A PAINTING that was once dismissed as a Leonardo Da Vinci forgery has been hailed as genuine by a British expert.
Martin Kemp, emeritus professor of art history at Oxford University, said that La Bella Principessa – once deemed to be a 19th century pastiche – is in fact a Da Vinci masterpiece, and he has traced the 15th century book from which he believes the portrait was ripped to prove his claim.
Proffesser Kemp tracked down a volume of eulogies about Ludovico Sforza, who was the Duke of Milan between 1489 and 1508 and Da Vinci’s patron, and discovered the book had a page missing.
Three stitch holes in the left hand margin where the page had been removed from the book corresponded “very closely” to the holes in La Bella Principessa, he said.
He is convinced that the work, which shows a profile portrait of a young woman in Renaissance costume, is of Bianca, Sforza’s illegitimate daughter.
In addition, the calf, kid or lambskin vellum sheet on which the portrait was drawn is exactly the same thickness as the other sheets in the book.

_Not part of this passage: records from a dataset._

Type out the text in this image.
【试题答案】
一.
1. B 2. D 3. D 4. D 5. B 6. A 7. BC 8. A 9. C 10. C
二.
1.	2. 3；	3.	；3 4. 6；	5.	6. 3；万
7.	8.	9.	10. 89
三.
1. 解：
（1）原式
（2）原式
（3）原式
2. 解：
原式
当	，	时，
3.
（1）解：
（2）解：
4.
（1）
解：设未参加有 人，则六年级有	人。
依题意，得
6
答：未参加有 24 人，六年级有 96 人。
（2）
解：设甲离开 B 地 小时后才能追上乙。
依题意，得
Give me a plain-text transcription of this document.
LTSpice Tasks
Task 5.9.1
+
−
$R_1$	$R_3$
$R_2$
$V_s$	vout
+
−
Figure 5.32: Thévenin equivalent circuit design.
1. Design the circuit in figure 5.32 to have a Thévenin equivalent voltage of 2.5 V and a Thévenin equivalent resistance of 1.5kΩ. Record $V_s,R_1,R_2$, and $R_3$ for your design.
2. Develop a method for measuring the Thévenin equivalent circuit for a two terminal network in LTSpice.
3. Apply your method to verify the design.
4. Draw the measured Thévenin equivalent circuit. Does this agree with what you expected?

Professor Kemp said: “The authorship of the portrait by Leonardo is … powerfully supported. The portrait on vellum is now one of the works by Leonardo about which we know most in terms of its patronage, subject, date, original location, function and innovatory technique.”

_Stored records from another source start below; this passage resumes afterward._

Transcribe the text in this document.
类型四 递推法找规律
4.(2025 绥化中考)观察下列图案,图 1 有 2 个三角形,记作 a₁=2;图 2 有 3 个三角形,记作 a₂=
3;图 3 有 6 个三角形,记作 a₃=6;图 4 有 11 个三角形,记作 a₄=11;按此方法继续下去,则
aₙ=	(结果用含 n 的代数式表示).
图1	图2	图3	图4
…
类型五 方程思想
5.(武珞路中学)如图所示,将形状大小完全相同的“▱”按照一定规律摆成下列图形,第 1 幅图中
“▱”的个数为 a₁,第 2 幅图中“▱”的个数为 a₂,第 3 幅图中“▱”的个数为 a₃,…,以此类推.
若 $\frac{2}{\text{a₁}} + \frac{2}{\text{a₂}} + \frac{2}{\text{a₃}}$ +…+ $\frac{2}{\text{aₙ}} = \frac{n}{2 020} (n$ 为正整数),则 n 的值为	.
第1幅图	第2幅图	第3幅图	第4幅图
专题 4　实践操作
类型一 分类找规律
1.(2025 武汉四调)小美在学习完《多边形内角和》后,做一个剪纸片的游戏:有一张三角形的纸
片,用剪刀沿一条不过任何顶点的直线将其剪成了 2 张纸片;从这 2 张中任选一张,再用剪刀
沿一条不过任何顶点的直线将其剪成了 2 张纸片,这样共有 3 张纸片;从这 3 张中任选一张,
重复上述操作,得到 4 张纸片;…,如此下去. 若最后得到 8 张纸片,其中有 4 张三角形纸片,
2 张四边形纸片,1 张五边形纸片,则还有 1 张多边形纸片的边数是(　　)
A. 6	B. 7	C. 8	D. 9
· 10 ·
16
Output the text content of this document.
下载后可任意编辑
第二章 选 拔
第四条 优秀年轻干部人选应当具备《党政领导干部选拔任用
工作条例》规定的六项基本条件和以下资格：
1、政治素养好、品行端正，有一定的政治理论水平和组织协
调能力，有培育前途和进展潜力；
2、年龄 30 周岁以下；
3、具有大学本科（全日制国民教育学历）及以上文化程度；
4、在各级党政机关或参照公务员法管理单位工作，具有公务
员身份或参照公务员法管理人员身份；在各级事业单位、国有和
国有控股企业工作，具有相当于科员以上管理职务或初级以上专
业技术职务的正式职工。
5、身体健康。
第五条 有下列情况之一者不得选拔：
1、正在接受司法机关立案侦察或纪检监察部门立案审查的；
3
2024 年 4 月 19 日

The work sold for more than $20,000 in 1998 after the auctioneers Christie’s declared it a fake, painted by a German artist in the 1800s.

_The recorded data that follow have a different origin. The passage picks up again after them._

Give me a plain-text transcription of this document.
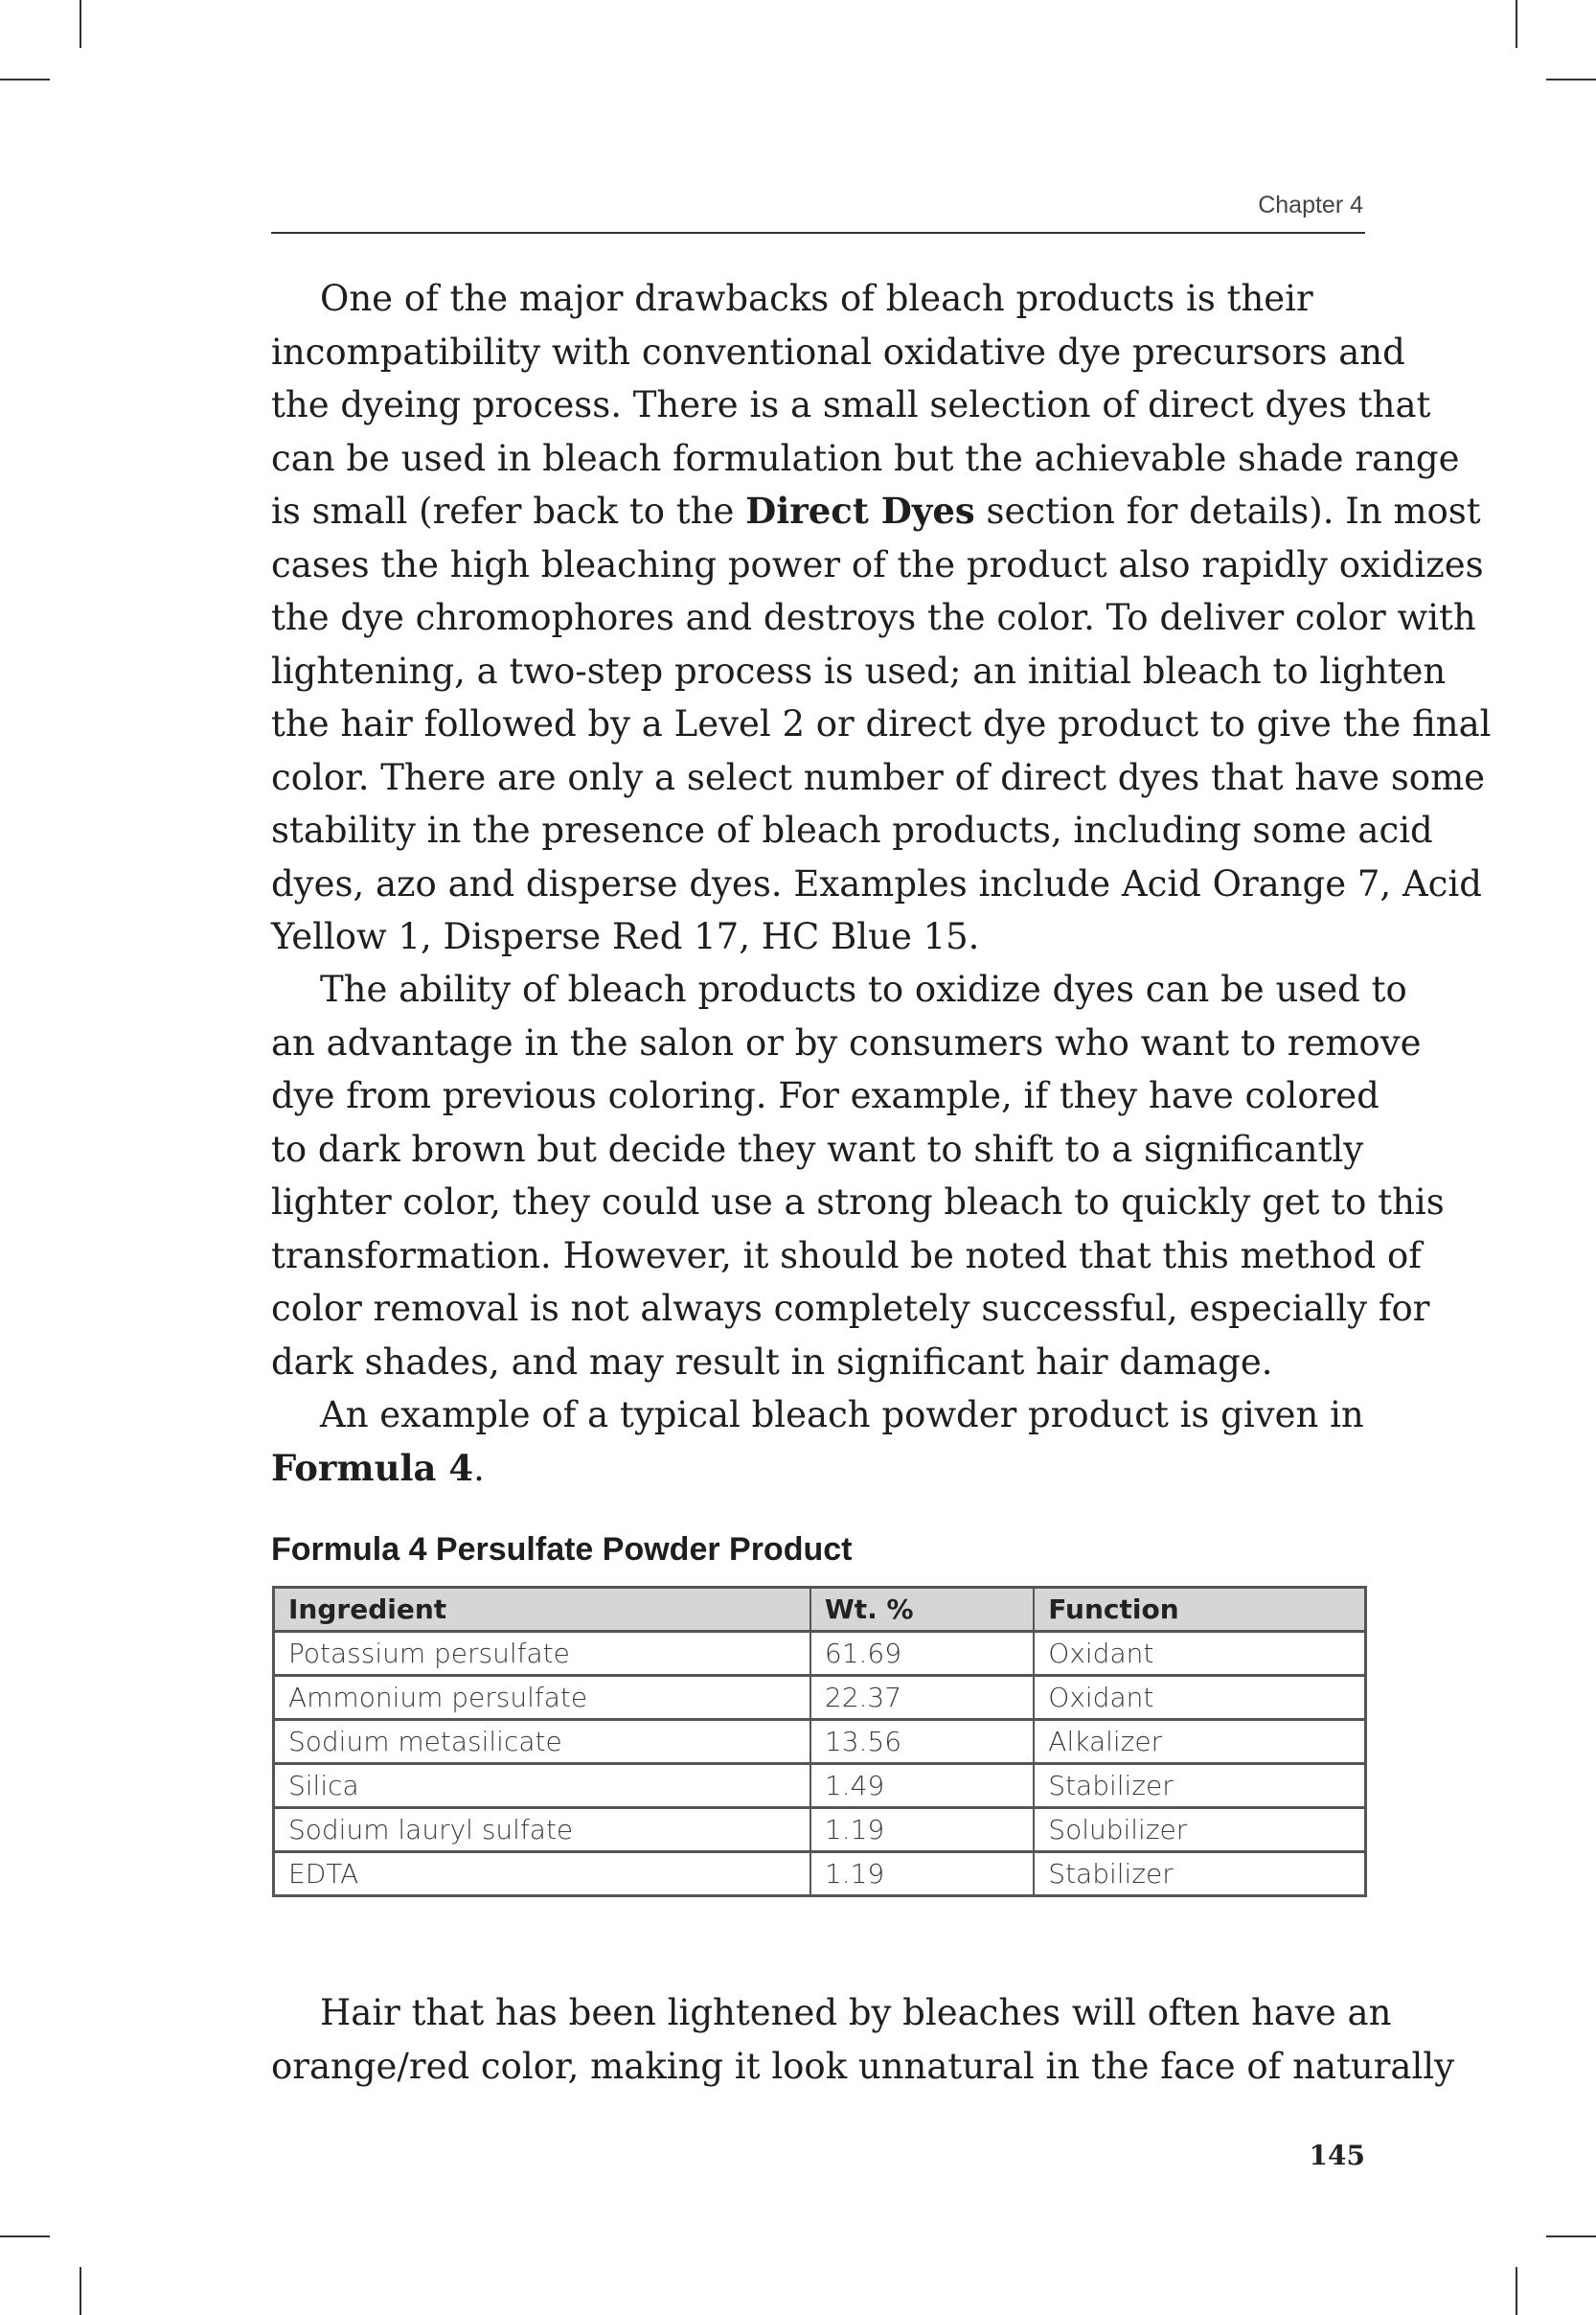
Chapter 4
One of the major drawbacks of bleach products is their
incompatibility with conventional oxidative dye precursors and
the dyeing process. There is a small selection of direct dyes that
can be used in bleach formulation but the achievable shade range
is small (refer back to the Direct Dyes section for details). In most
cases the high bleaching power of the product also rapidly oxidizes
the dye chromophores and destroys the color. To deliver color with
lightening, a two-step process is used; an initial bleach to lighten
the hair followed by a Level 2 or direct dye product to give the final
color. There are only a select number of direct dyes that have some
stability in the presence of bleach products, including some acid
dyes, azo and disperse dyes. Examples include Acid Orange 7, Acid
Yellow 1, Disperse Red 17, HC Blue 15.
The ability of bleach products to oxidize dyes can be used to
an advantage in the salon or by consumers who want to remove
dye from previous coloring. For example, if they have colored
to dark brown but decide they want to shift to a significantly
lighter color, they could use a strong bleach to quickly get to this
transformation. However, it should be noted that this method of
color removal is not always completely successful, especially for
dark shades, and may result in significant hair damage.
An example of a typical bleach powder product is given in
Formula 4.
Formula 4 Persulfate Powder Product
Ingredient	Wt. %	Function
Potassium persulfate	61.69	Oxidant
Ammonium persulfate	22.37	Oxidant
Sodium metasilicate	13.56	Alkalizer
Silica	1.49	Stabilizer
Sodium lauryl sulfate	1.19	Solubilizer
EDTA	1.19	Stabilizer
Hair that has been lightened by bleaches will often have an
orange/red color, making it look unnatural in the face of naturally
145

Canadian art collector Peter Silverman bought the painting in 2007 on a hunch it could be the real thing.
If Professor Kemp’s assertion that La Bella Principessa is genuine, it could be worth $100 million.
London’s National Gallery, which excluded La Bella Principessa from its Leonardo Da Vinci exhibition opening in November, dismissed Kemp’s claims.
“There is no general agreement that this is by Leonardo Da Vinci,” a spokeswoman said.